Nos grupos de primatas
mais evoluídos, como é o caso dos chimpanzés que compartilham de 98 a 99 % de
DNA com os humanos, existe uma clara estrutura de liderança do macho mais
velho, que oferece proteção às fêmeas e aos machos mais jovens. No entanto, na
raça humana o papel do pai nas famílias parece estar sofrendo severa transformação,
especialmente nas últimas décadas. Existe uma decadência muito clara da
presença paterna nos lares que parece, a cada dia, ameaçada de extinção. Isso
fica evidente tanto através da prática clínica quanto na vida cotidiana.

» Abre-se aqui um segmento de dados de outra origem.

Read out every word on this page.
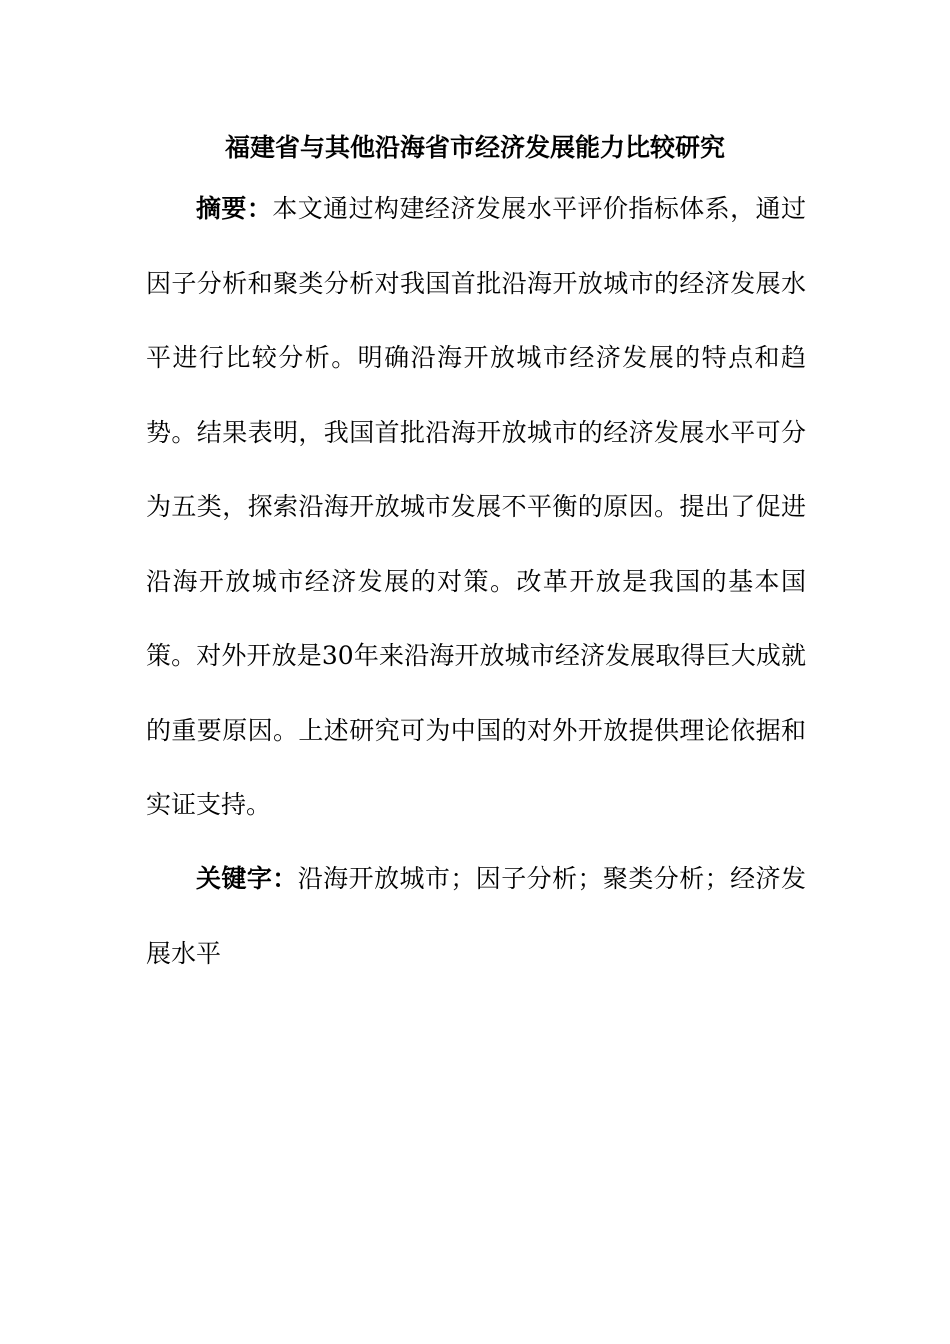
福建省与其他沿海省市经济发展能力比较研究

摘要：本文通过构建经济发展水平评价指标体系，通过因子分析和聚类分析对我国首批沿海开放城市的经济发展水平进行比较分析。明确沿海开放城市经济发展的特点和趋势。结果表明，我国首批沿海开放城市的经济发展水平可分为五类，探索沿海开放城市发展不平衡的原因。提出了促进沿海开放城市经济发展的对策。改革开放是我国的基本国策。对外开放是30年来沿海开放城市经济发展取得巨大成就的重要原因。上述研究可为中国的对外开放提供理论依据和实证支持。

关键字：沿海开放城市；因子分析；聚类分析；经济发展水平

Falo
aqui deste mesmo humano que vem ameaçando de extinção também o chimpanzé, assim
como outras espécies de animais.
A ausência do
referencial masculino pode acarretar inúmeros prejuízos que por mais que sejam
ignorados pelo olhar social, ainda assim se pronunciam diante de nossos olhos
desde a dificuldade de definição da sexualidade até nos casos de delinquência.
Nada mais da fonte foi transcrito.